Polisario, an imminent threat at the gates of Europe – Experts

Polisario, an imminent threat at the gates of Europe – Experts

The Algeria-backed polisario front is an “imminent” danger at the gates of Europe and European countries are particularly concerned by the threat posed by this “entity”, especially in light of the connections that it is said to have woven in the Sahel-Saharan strip.

The remarks were made by Emmanuel Dupuy, president of the Institute for European perspective and Security (IPSE), a Paris-based think tank, specializing in geopolitical and geostrategic issues.


The presence of the leader of the Islamic State in the greater Sahara Abu Walid al-Sahraoui, who pledged allegiance to Daesh since the creation of this terrorist organization in May 2015, is one of the elements for which the international community, particularly the countries involved in Operation Barkhane, are mobilized”, the pundit said in an interview with MAP, ahead of a virtual conference on the theme “Threat of the Polisario for the Euro-Mediterranean region: an undeniable responsibility of Algeria”, organized jointly by the IPSE and the Mandela Institute.


Although the question of terrorism in the Sahel “does not necessarily interest all European countries (…), there is nevertheless in these countries a vigilance and an awareness of the interconnection by means of terrorist activists who cross the Sahel-Saharan strip and migrate into the Saharan space,” said this expert in geopolitics.

This is particularly true among the countries which are most involved in questions of terrorism, that is to say those which have had to experience terrorist attacks, namely Great Britain with the London attacks in 2005, Spain in 2004, and of course ten years later, the attacks which hit France. Other countries too have been struck by terrorism such as Sweden, Belgium and Germany.

“There are many people engaged in the fight against terrorism but not everyone is engaged at the same level,” he said, noting the disparate levels of involvement between European countries in the military fight against armed terrorist groups in the area.


He warned, in this context, that terrorist groups want to expand their operations grounds. “We are sure that there were several attempts to penetrate Senegal in February 2020, and a few days before the N’djamena summit, we were sure that the terrorist groups were preparing plans to raise their military activism and their nuisance capacity throughout the ECOWAS region and particularly targeting the Gulf of Guinea countries.”
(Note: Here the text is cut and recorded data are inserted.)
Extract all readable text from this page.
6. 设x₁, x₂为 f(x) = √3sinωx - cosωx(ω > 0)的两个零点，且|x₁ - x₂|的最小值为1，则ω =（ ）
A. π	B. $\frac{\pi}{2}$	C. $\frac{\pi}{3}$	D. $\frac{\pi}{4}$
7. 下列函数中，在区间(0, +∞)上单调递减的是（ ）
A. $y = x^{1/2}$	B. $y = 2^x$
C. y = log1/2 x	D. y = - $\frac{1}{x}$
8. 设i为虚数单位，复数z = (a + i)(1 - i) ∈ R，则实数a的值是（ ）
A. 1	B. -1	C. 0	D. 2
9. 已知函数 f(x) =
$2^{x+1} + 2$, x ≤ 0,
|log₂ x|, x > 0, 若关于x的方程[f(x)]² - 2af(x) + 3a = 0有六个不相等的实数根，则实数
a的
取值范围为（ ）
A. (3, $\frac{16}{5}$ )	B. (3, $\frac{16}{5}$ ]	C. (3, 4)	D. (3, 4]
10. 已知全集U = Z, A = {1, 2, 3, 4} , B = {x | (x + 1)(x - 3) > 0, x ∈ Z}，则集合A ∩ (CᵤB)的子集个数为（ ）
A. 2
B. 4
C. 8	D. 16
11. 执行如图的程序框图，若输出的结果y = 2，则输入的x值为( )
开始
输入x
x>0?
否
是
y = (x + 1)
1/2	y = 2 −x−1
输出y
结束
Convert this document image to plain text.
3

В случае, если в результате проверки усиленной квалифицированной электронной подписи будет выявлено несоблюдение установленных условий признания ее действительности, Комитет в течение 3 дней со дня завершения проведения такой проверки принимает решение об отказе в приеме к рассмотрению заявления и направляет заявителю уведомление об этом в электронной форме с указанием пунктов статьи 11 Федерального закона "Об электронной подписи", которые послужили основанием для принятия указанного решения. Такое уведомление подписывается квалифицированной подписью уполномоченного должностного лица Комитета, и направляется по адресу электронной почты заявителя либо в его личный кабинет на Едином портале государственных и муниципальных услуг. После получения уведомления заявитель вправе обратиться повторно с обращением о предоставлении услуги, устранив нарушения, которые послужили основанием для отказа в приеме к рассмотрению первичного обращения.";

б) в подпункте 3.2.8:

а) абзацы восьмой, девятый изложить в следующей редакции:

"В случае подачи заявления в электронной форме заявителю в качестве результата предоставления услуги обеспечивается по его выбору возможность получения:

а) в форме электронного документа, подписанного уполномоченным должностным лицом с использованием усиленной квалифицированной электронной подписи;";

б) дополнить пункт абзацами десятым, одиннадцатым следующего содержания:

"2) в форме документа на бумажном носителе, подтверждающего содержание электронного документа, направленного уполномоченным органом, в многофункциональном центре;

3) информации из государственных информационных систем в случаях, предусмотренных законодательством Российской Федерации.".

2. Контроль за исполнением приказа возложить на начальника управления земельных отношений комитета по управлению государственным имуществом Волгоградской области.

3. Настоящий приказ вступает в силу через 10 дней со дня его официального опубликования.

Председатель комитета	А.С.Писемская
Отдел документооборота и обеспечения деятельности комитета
This is why the stabilization of the Sahel-Saharan zone and the fight against terrorist groups which are thriving there require “a convergence of views” and “a real involvement of the organizations created to promote cohesion between states, in particular the CENSAD and ECOWAS”, he said, regretting that a certain number of countries do not belong to all these organizations, like Algeria which is not a member of CENSAD.

“All of this is a powerful legitimizing factor for including countries, like Morocco, which have a concern for the stability and security of their South, in this case the Sahara,” he said insisting on the paramount importance of counterterrorism cooperation between France, Spain and Morocco. “This cooperation is particularly welcome.”

In the same connection, Mohammed Ahmed Gain, university professor and president of the African Institute for Peacebuilding and Conflict Transformation, who was to participate in the IPSE-organized conference, said the separatist polisario front is today one of the main threats to the security of the Sahel-Sahara region and the Mediterranean basin, as confirmed by numerous reports from intelligence agencies and research centers.

The polisario’s threat comes mainly from its documented links with terrorist groups in the region, as well as with cross-border crime networks operating in the Sahel, including those active in arms and drug trafficking, Mohammed Ahmed Gain said, adding that the separatist group has close ties with Iran and Hezbollah, which are a destabilization threat that goes beyond the Sahel-Saharan strip.

The University professor pointed out that European countries, which are fully committed to fighting terrorism in the region and which are fully aware of the threat posed by the polisario, need to double their efforts to end the threat of this separatist movement, targeting the Sahara, a hub of stability in the Sahel region. He urged these European countries to come out of their silence and to engage in concrete actions so that the polisario is subject to the sanctions regime mandated by the Security Council, like the sanctions imposed on ISIS and other terrorist groups.